La periodista aseguró, en primer lugar, que será “la justicia la que diga si es culpable o inocente”, y realizó una reflexión sobre el caso que ha tomado gran relevancia en medio de decenas de reacciones de apoyo y de rechazo.
"Los acosadores y abusadores sexuales están en todas partes y generalmente gozan de impunidad. Sus víctimas generalmente no tienen justicia ni reparación alguna. Por eso hay que darles espacios seguros para que puedan denunciar. Eso es verdad. Dicho esto, no todos los hombres, y en este caso no todos los periodistas, son unos depredadores sexuales", manifestó Dávila.
"No todos los periodistas son unos depredadores sexuales. Esa generalización es peligrosa y se puede convertir en una caceria de brujas. Y tampoco todas las mujeres que dicen haber sido abusadas dicen la verdad": Vicky Dávila. https://t.co/if1kX8q65f pic.twitter.com/LEwdRp4wmY
— Revista Semana (@RevistaSemana) August 3, 2026
Dávila manifestó que “esa generalización es peligrosa y se puede convertir en una cacería de brujas. Ellos también tienen derecho a unas garantías. Si Rafael Poveda fuera tu hijo, tu esposo, tu hermano, tu amigo, tu novio, tu papá, tú quisieras que tuviera garantías, ¿verdad? Tal vez por esa razón los colombianos han reaccionado de manera diferente y han apoyado masivamente a Poveda".
“Por el contrario, los testimonios dejan muchas preguntas entre la opinión pública y la gente lo ha expresado a su manera. Yo no me voy a poner en eso. Ahora, reitero mi respeto y consideración a todas las víctimas de abuso y acoso sexual que sufren su dolor en silencio y sin que nadie pague por lo que les hicieron. La justicia tiene que funcionar, tiene que responder, pero voy a decir otra verdad incómoda”, relató.

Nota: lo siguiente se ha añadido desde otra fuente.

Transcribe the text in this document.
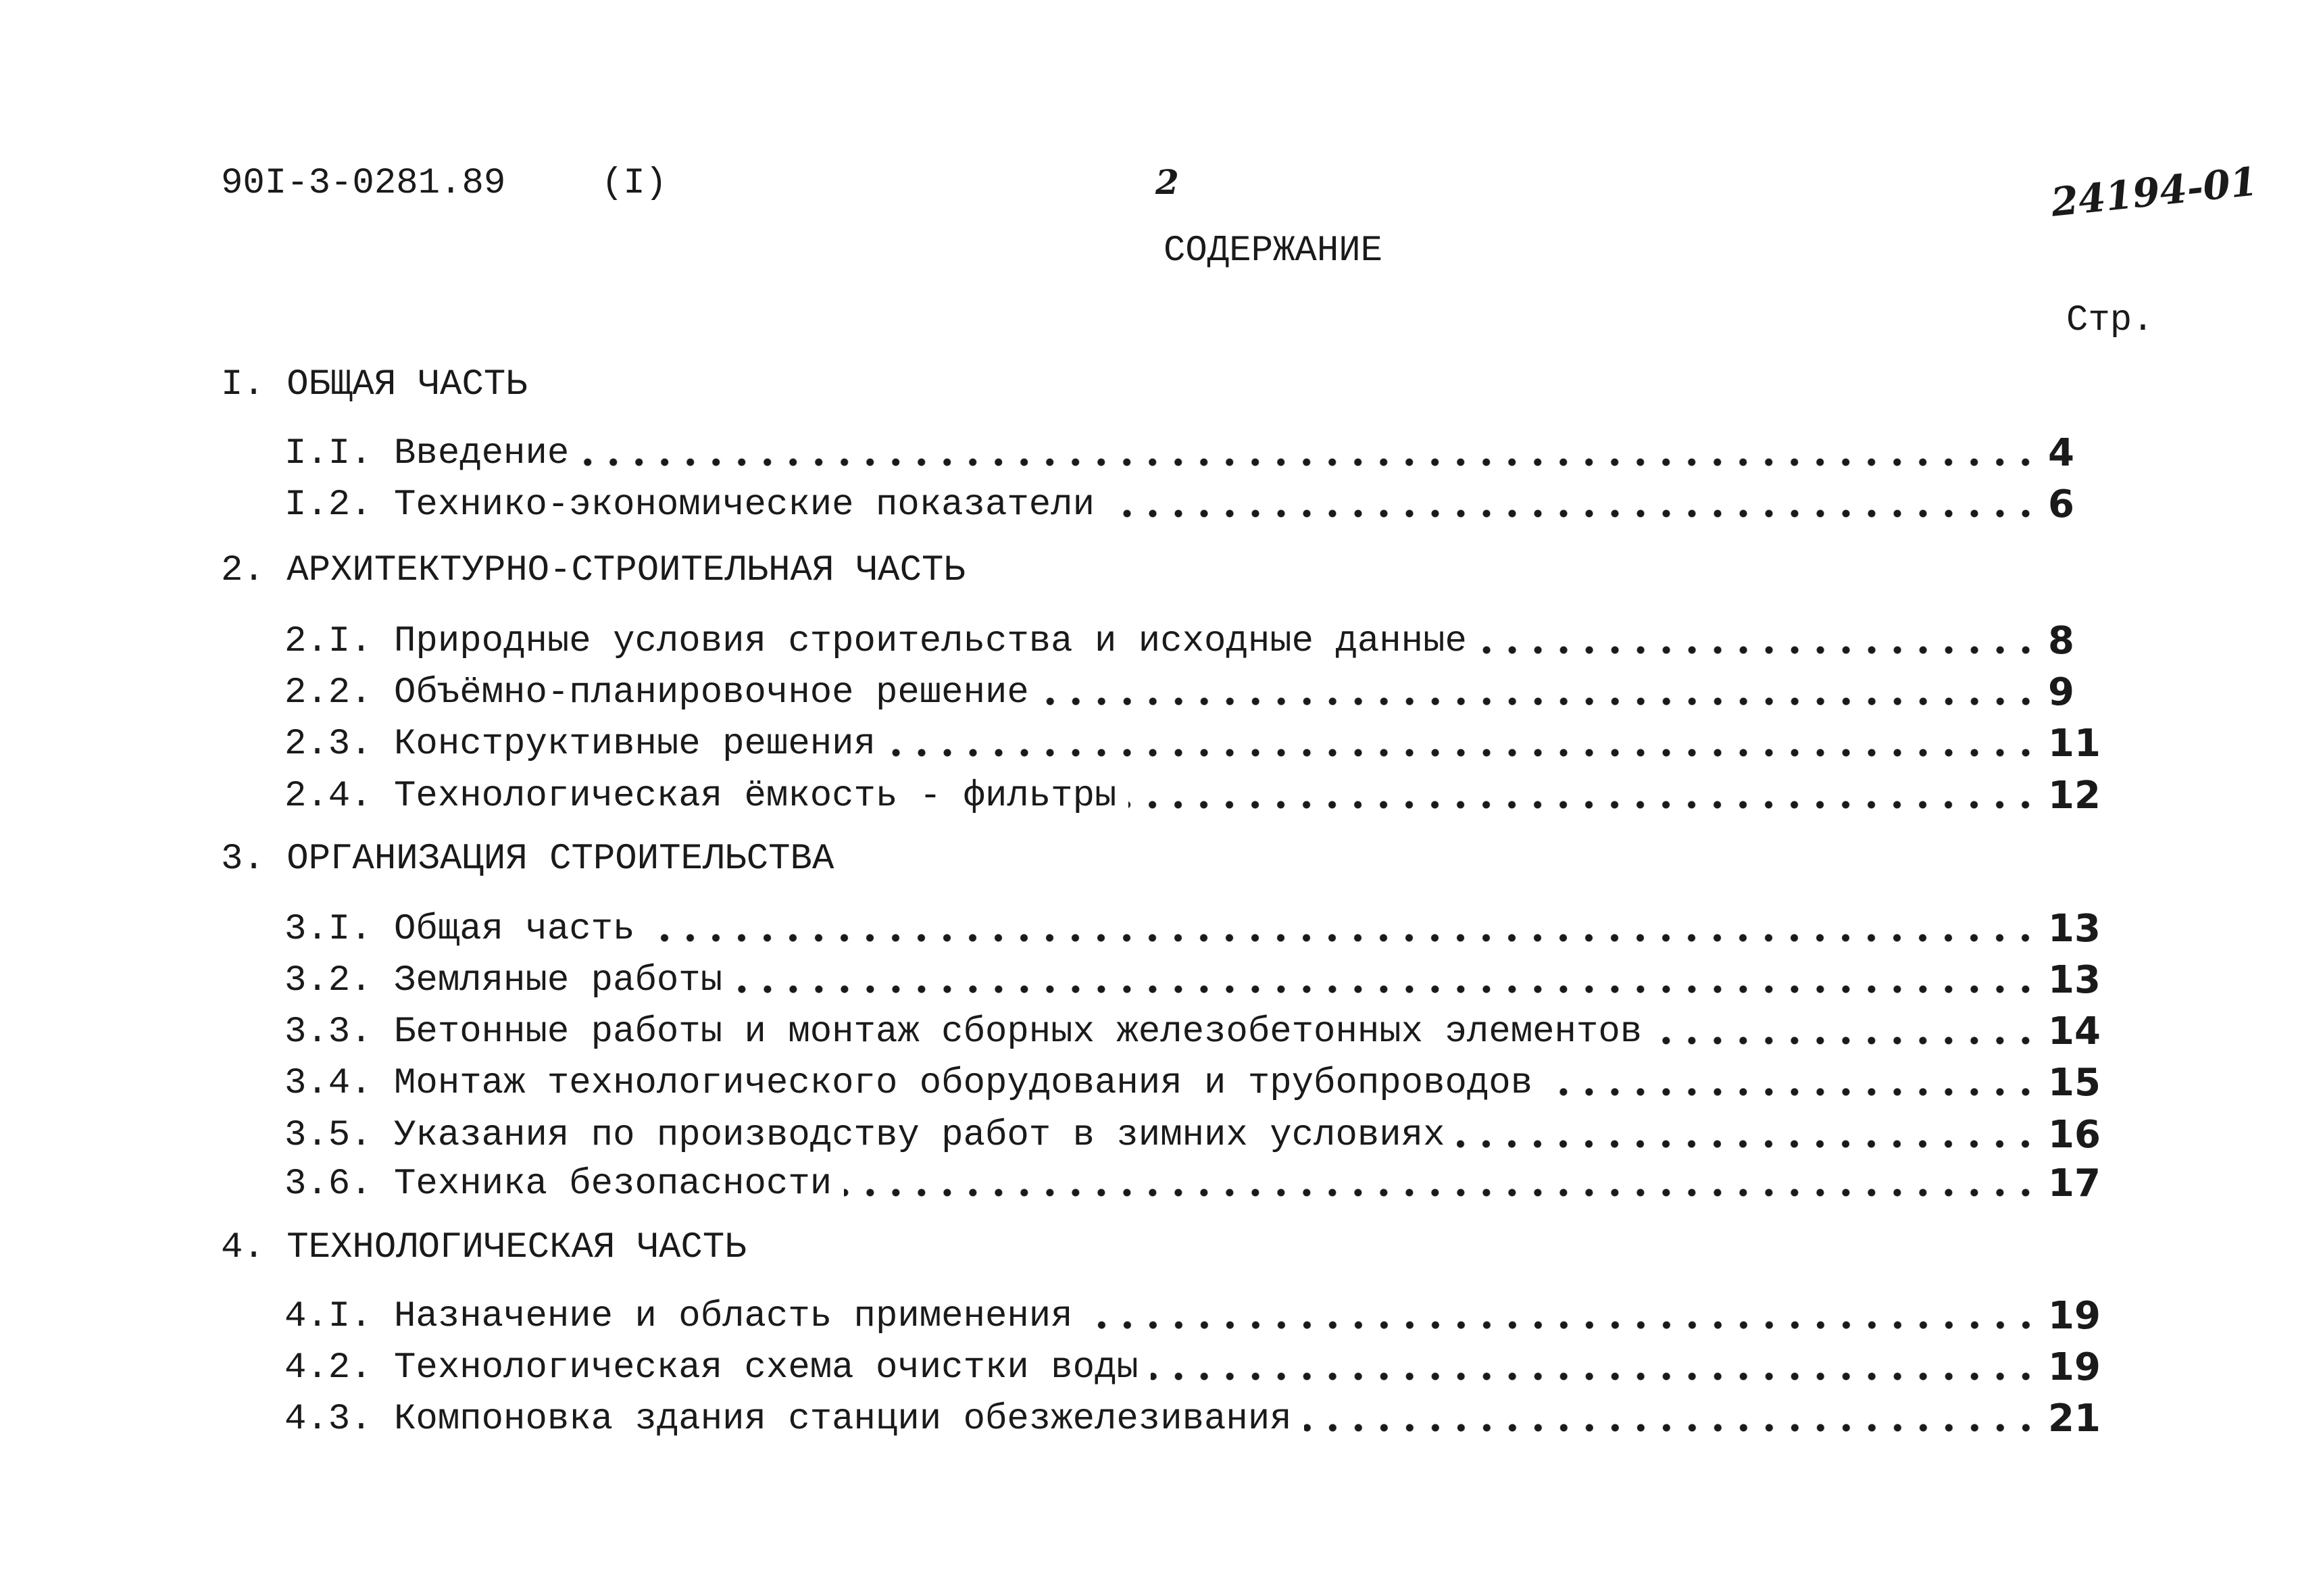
90I-3-0281.89	(I)	2	24194-01
СОДЕРЖАНИЕ
Стр.
I. ОБЩАЯ ЧАСТЬ
I.I. Введение	4
I.2. Технико-экономические показатели	6
2. АРХИТЕКТУРНО-СТРОИТЕЛЬНАЯ ЧАСТЬ
2.I. Природные условия строительства и исходные данные	8
2.2. Объёмно-планировочное решение	9
2.3. Конструктивные решения	11
2.4. Технологическая ёмкость - фильтры	12
3. ОРГАНИЗАЦИЯ СТРОИТЕЛЬСТВА
3.I. Общая часть	13
3.2. Земляные работы	13
3.3. Бетонные работы и монтаж сборных железобетонных элементов	14
3.4. Монтаж технологического оборудования и трубопроводов	15
3.5. Указания по производству работ в зимних условиях	16
3.6. Техника безопасности	17
4. ТЕХНОЛОГИЧЕСКАЯ ЧАСТЬ
4.I. Назначение и область применения	19
4.2. Технологическая схема очистки воды	19
4.3. Компоновка здания станции обезжелезивания	21
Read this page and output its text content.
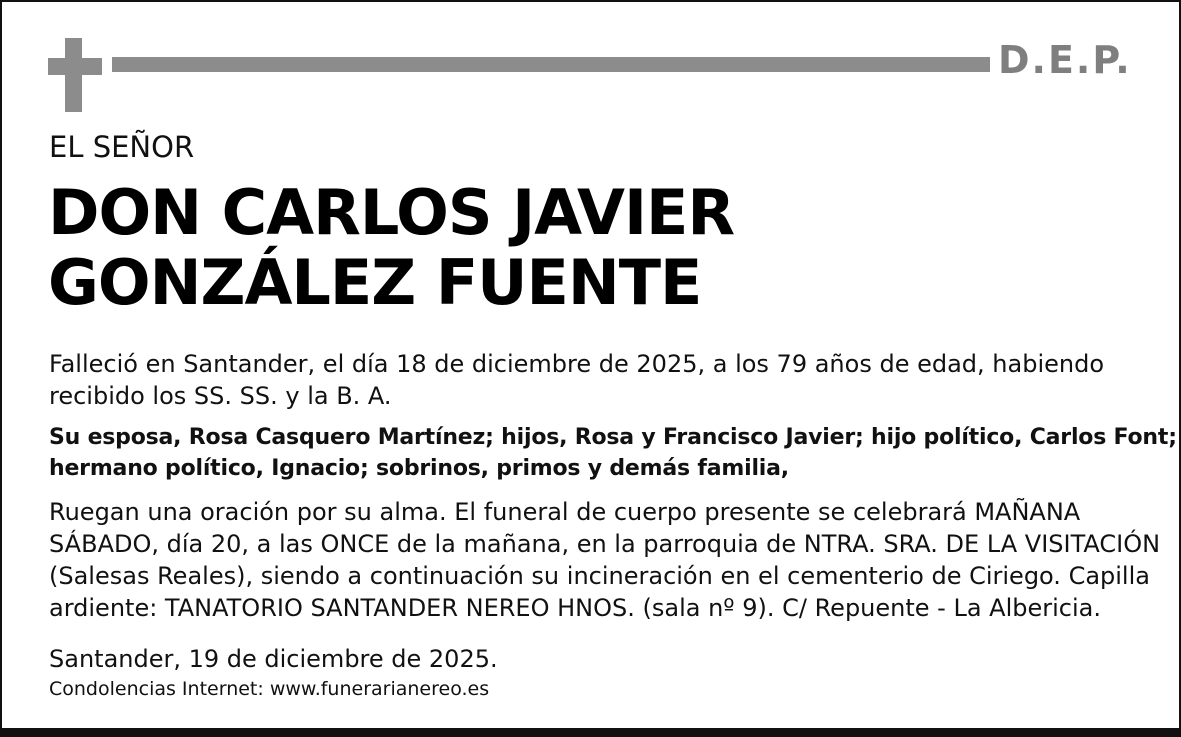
D.E.P.
EL SEÑOR
DON CARLOS JAVIER
GONZÁLEZ FUENTE
Falleció en Santander, el día 18 de diciembre de 2025, a los 79 años de edad, habiendo
recibido los SS. SS. y la B. A.
Su esposa, Rosa Casquero Martínez; hijos, Rosa y Francisco Javier; hijo político, Carlos Font;
hermano político, Ignacio; sobrinos, primos y demás familia,
Ruegan una oración por su alma. El funeral de cuerpo presente se celebrará MAÑANA
SÁBADO, día 20, a las ONCE de la mañana, en la parroquia de NTRA. SRA. DE LA VISITACIÓN
(Salesas Reales), siendo a continuación su incineración en el cementerio de Ciriego. Capilla
ardiente: TANATORIO SANTANDER NEREO HNOS. (sala nº 9). C/ Repuente - La Albericia.
Santander, 19 de diciembre de 2025.
Condolencias Internet: www.funerarianereo.es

Sobre las víctimas, fue enfática en asegurar que “tampoco todas las mujeres que dicen haber sido abusadas dicen la verdad. Por eso hay que investigar cada caso a fondo para no cometer arbitrariedades e injusticias que no tengan vuelta atrás. Indicios, pruebas, patrones y muchas cosas más, pero un testimonio no puede ser palabra de Dios y sé que lo que estoy diciendo no es políticamente correcto, pero es crudamente cierto. En eso el feminismo, que también respeto, se equivoca”.
Aseguró que “no se puede dar por cierta una denuncia de una mujer en cuanto a un abuso sexual solo porque viene de una mujer. Tiene que estar sustentada, es que al frente hay otro ser humano, hay una vida, hay un hombre. Y otra cosa maluca, que seguro me van a criticar: no todo galanteo o coqueteo es abuso o acoso sexual. No podemos caer en eso”.
Y concluyó señalando: “Que la justicia actúe pronto y de manera eficaz porque las denuncias de acoso y abuso sexual no se pueden convertir en un arma de destrucción masiva, tampoco en paisaje y menos podemos llegar al extremo de que los hombres tengan que firmar ante un notario para tener el permiso de conquistar a alguien y evitar la tragedia de un proceso penal”.